Luxembourg, August 1, 2013 – ArcelorMittal (referred to as “ArcelorMittal” or the “Company”) (MT (New York, Amsterdam, Paris, Luxembourg), MTS (Madrid)), the world’s leading steel company, today announced results for the three and six month periods ended June 30, 2013.
Highlights:
- Health and safety performance maintained in 2Q 2013 with a LTIF rate of 0.9x
- EBITDA of $1.7 billion in 2Q 2013, representing a 19% underlying improvement compared to 1Q 2013
- Steel shipments of 21.3 Mt in 2Q 2013, an increase of 1.7% as compared to 1Q 2013
- 2Q 2013 own iron ore production of 15 Mt, up +3.8% YoY; 8.2 Mt shipped and reported at market price, flat YoY
- Net debt decreased to $16.2 billion as of June 30, 2013, driven by improved cash flow from operations ($2.4 billion) and M&A proceeds ($0.3 billion)
- $0.6 billion annualized management gains achieved during 1H 2013, in line with plan to achieve $3 billion of cost improvement by the end of 2015
- Completion of AMMC capacity expansion from 16 Mt to 24 Mt; iron ore production to ramp-up during 2H 2013
Outlook and guidance:
- In line with our guidance framework, underlying profitability is still expected to improve in 2013, driven by three factors: a) a 1-2% increase in steel shipments; b) an approximate 20% increase in marketable iron ore shipments; and c) the realized benefits from Asset Optimization and Management Gains initiatives
- Nevertheless, due largely to lower than forecast apparent demand and lower than anticipated raw material prices, the Company now expects to report 2013 EBITDA greater than $6.5 billion
- Due to an expected investment in working capital and the payment of the annual dividend, net debt is expected to increase in 2H 2013 to approximately $17 billion; the $15 billion medium term net debt target is unchanged
- 2013 capital expenditures are now expected to be approximately $3.7 billion
Financial highlights (on the basis of IFRS, amounts in USD):
Quarterly comparison | Semi-annual comparison | |||||
---|---|---|---|---|---|---|
(USDm) unless otherwise shown | 2Q 13 | 1Q 13 | 2Q 12 | 1H 13 | 2H 12 | 1H 12 |
Sales | 20,197 | 19,752 | 22,478 | 39,949 | 39,032 | 45,181 |
EBITDA | 1,700 | 1,565 | 2,559 | 3,265 | 3,002 | 4,677 |
Operating income / (loss) | 352 | 404 | 1,207 | 756 | (4,656) | 2,011 |
Net income / (loss) | (780) | (345) | 1,016 | (1,125) | (4,460) | 1,108 |
Basic earnings / (loss) per share (USD) | (0.44) | (0.21) | 0.66 | (0.65) | (2.89) | 0.72 |
Own iron ore production (Mt) | 15.0 | 13.1 | 14.4 | 28.1 | 28.3 | 27.6 |
Iron ore shipments at market price (Mt) | 8.2 | 7.3 | 8.2 | 15.5 | 13.8 | 15.0 |
Crude steel production (Mt) | 22.5 | 22.4 | 22.8 | 44.9 | 42.7 | 45.6 |
Steel shipments (Mt) | 21.3 | 20.9 | 21.7 | 42.3 | 39.9 | 43.9 |
EBITDA/tonne (USD/t) | 80 | 75 | 118 | 77 | 75 | 107 |
Commenting, Mr.
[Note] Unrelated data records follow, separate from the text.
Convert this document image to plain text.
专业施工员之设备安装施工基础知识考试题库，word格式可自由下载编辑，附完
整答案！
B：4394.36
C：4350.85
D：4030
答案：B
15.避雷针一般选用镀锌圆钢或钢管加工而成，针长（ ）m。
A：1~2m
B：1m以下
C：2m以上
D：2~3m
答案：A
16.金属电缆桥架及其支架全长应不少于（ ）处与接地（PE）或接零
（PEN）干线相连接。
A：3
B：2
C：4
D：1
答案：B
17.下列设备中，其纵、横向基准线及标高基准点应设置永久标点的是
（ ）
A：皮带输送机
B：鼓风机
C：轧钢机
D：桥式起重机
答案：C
Lakshmi N. Mittal, ArcelorMittal Chairman and CEO, said:
“The operating environment in the first half continued to be challenging but we have delivered progress in a number of important areas. The benefits of our restructuring efforts – particularly in Europe – are evident; strong cash-flow performance has enabled us to reduce net debt to below our mid-year target; and the expansion of ArcelorMittal Mines Canada is largely complete and will ramp up during the second half.
Although we have revised our full year guidance, the second half should deliver a clear underlying improvement relative to the second half of 2012, which we believe marked the lowest point in the cycle.”